Some few years ago, it was recommended that all persons should be compelled to send their children to school. I suppose, however, that that could not be done. Indeed, I suppose it never would be done at least, I hope not, for I dislike compulsion in this matter; but if a provision of that kind was made, there would be an inducement held out to every man to learn to read.

I will not dwell upon the subject longer, except to say that nothing would contribute more to the honor of Massachusetts, than that every man who was a voter was able to read; and secondly, that having such a provision in our Constitution, it would make every man who might come to our State from other countries, truly American. I do not mean by this, that we should do anything to prevent foreigners from coming amongst us; I hope that every foreigner who comes into the country will be welcomed by us with cordiality— that they will feel that they are at home here, and that they will learn our customs, and support and honor our institutions.
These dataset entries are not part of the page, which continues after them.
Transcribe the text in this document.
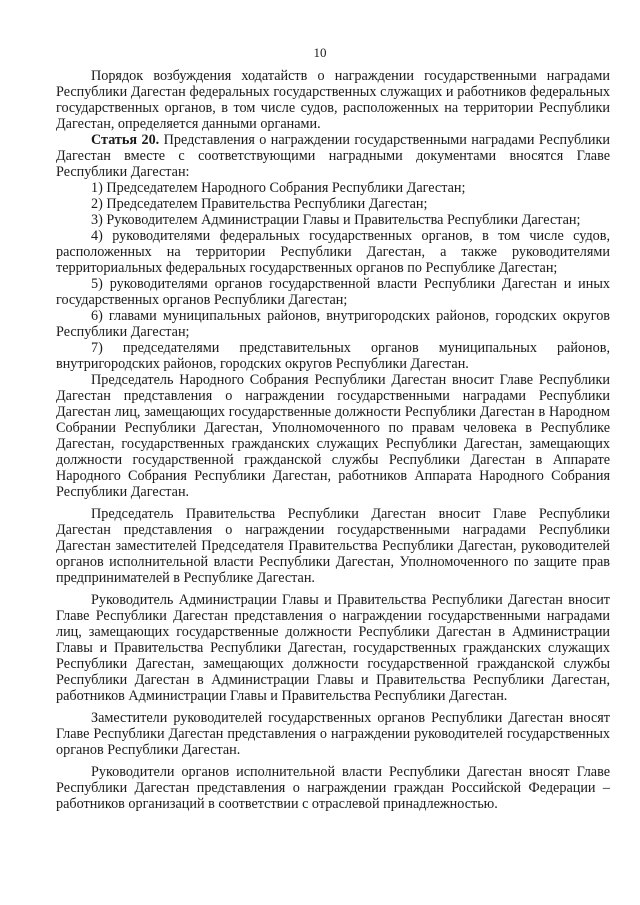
10

Порядок возбуждения ходатайств о награждении государственными наградами Республики Дагестан федеральных государственных служащих и работников федеральных государственных органов, в том числе судов, расположенных на территории Республики Дагестан, определяется данными органами.

Статья 20. Представления о награждении государственными наградами Республики Дагестан вместе с соответствующими наградными документами вносятся Главе Республики Дагестан:

1) Председателем Народного Собрания Республики Дагестан;

2) Председателем Правительства Республики Дагестан;

3) Руководителем Администрации Главы и Правительства Республики Дагестан;

4) руководителями федеральных государственных органов, в том числе судов, расположенных на территории Республики Дагестан, а также руководителями территориальных федеральных государственных органов по Республике Дагестан;

5) руководителями органов государственной власти Республики Дагестан и иных государственных органов Республики Дагестан;

6) главами муниципальных районов, внутригородских районов, городских округов Республики Дагестан;

7) председателями представительных органов муниципальных районов, внутригородских районов, городских округов Республики Дагестан.

Председатель Народного Собрания Республики Дагестан вносит Главе Республики Дагестан представления о награждении государственными наградами Республики Дагестан лиц, замещающих государственные должности Республики Дагестан в Народном Собрании Республики Дагестан, Уполномоченного по правам человека в Республике Дагестан, государственных гражданских служащих Республики Дагестан, замещающих должности государственной гражданской службы Республики Дагестан в Аппарате Народного Собрания Республики Дагестан, работников Аппарата Народного Собрания Республики Дагестан.

Председатель Правительства Республики Дагестан вносит Главе Республики Дагестан представления о награждении государственными наградами Республики Дагестан заместителей Председателя Правительства Республики Дагестан, руководителей органов исполнительной власти Республики Дагестан, Уполномоченного по защите прав предпринимателей в Республике Дагестан.

Руководитель Администрации Главы и Правительства Республики Дагестан вносит Главе Республики Дагестан представления о награждении государственными наградами лиц, замещающих государственные должности Республики Дагестан в Администрации Главы и Правительства Республики Дагестан, государственных гражданских служащих Республики Дагестан, замещающих должности государственной гражданской службы Республики Дагестан в Администрации Главы и Правительства Республики Дагестан, работников Администрации Главы и Правительства Республики Дагестан.

Заместители руководителей государственных органов Республики Дагестан вносят Главе Республики Дагестан представления о награждении руководителей государственных органов Республики Дагестан.

Руководители органов исполнительной власти Республики Дагестан вносят Главе Республики Дагестан представления о награждении граждан Российской Федерации – работников организаций в соответствии с отраслевой принадлежностью.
Having made this explanation, and understanding that there is no hope of this order being adopted, I will now move to lay the motion to reconsider on the table.

The motion was accordingly laid upon the table.

Harvard College.

On motion by Mr. KNOWLTON, of Worcester, the Orders of the Day were laid upon the table, and the Convention resolved itself into

COMMITTEE OF THE WHOLE, On the Report of the Committee on Harvard College, Mr. Morton, of Taunton, in the chair.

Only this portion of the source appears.